L'intérêt à agir
Sous « Le coup d'État d'urgence permanent » que nous vivons depuis bientôt deux ans, la mode juridique est l'irrecevabilité : l'entremise par le truchement de laquelle la justice s'affranchit de son devoir d'aller au fond des choses. « D'examiner l'affaire au fond », dit-on.
C'est une tendance pour le moins regrettable pour la manifestation de la vérité ; but premier de la justice dans l'esprit du justiciable. D'autant plus que, la tendance est exactement contraire, lors des procès hautement médiatiques.
Ces procès sont la vitrine de la justice. De ce fait, juges du siège et représentants du parquet, les magistrats qui officient lors de ces procès, justifient leur insistance à reposer telle question qu'ils estiment fondamentale pour trancher le nœud gordien en l'espèce.
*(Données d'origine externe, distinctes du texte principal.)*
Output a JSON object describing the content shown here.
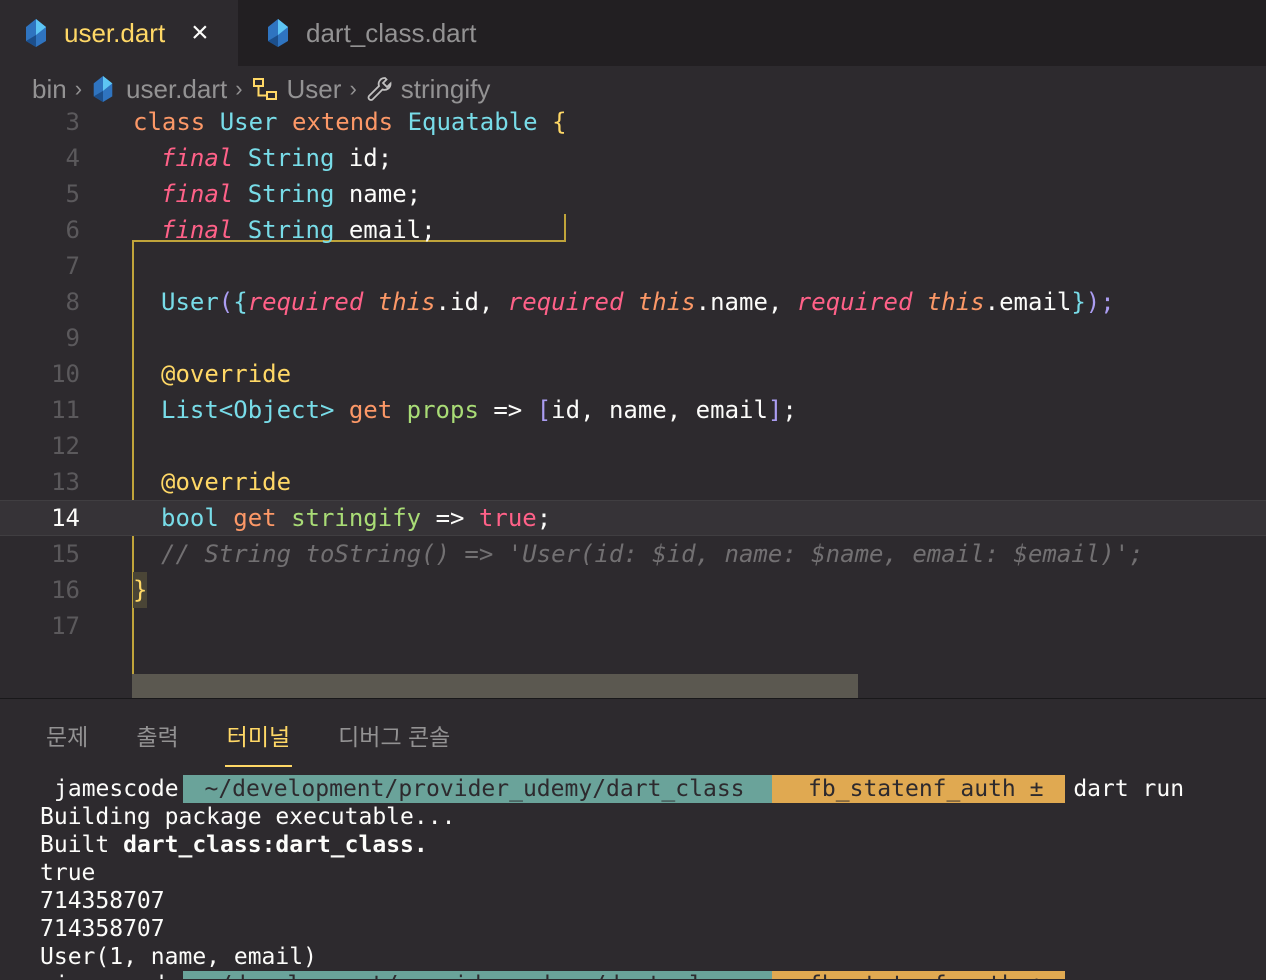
{
  "tabs": [
    {
      "label": "user.dart",
      "active": true,
      "close": "×"
    },
    {
      "label": "dart_class.dart",
      "active": false
    }
  ],
  "breadcrumb": {
    "parts": [
      "bin",
      "user.dart",
      "User",
      "stringify"
    ],
    "separator": "›"
  },
  "editor": {
    "line_numbers": [
      "3",
      "4",
      "5",
      "6",
      "7",
      "8",
      "9",
      "10",
      "11",
      "12",
      "13",
      "14",
      "15",
      "16",
      "17"
    ],
    "current_line": "14"
  },
  "code_tokens": {
    "l3": [
      "class",
      "User",
      "extends",
      "Equatable",
      "{"
    ],
    "l4": [
      "final",
      "String",
      "id;"
    ],
    "l5": [
      "final",
      "String",
      "name;"
    ],
    "l6": [
      "final",
      "String",
      "email;"
    ],
    "l8": [
      "User",
      "(",
      "{",
      "required",
      "this",
      ".id, ",
      "required",
      "this",
      ".name, ",
      "required",
      "this",
      ".email",
      "}",
      ");"
    ],
    "l10": [
      "@override"
    ],
    "l11": [
      "List",
      "<Object>",
      "get",
      "props",
      "=>",
      "[",
      "id, name, email",
      "]",
      ";"
    ],
    "l13": [
      "@override"
    ],
    "l14": [
      "bool",
      "get",
      "stringify",
      "=>",
      "true",
      ";"
    ],
    "l15": [
      "// String toString() => 'User(id: $id, name: $name, email: $email)';"
    ],
    "l16": [
      "}"
    ]
  },
  "panel": {
    "tabs": [
      "문제",
      "출력",
      "터미널",
      "디버그 콘솔"
    ],
    "active_tab": "터미널"
  },
  "terminal": {
    "prompt_user": "jamescode",
    "prompt_path": " ~/development/provider_udemy/dart_class ",
    "prompt_git": "  fb_statenf_auth ± ",
    "prompt_cmd": "dart run",
    "lines": [
      "Building package executable...",
      "Built ",
      "dart_class:dart_class.",
      "true",
      "714358707",
      "714358707",
      "User(1, name, email)"
    ]
  },
  "colors": {
    "background": "#2d2a2e",
    "accent": "#ffd866",
    "keyword": "#ff6188",
    "type": "#78dce8",
    "function": "#a9dc76",
    "comment": "#727072"
  }
}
Ils justifient, cette insistance, en rabâchant à l'infini, telle une écholalie, que
la manifestation de la vérité est la sacro-sainte mission de la justice.
Voilà pour la vitrine. Cependant, en arrière-boutique, à savoir pour ce qui est du traitement des affaires que la justice préfère examiner en catimini, c’est généralement l’inverse.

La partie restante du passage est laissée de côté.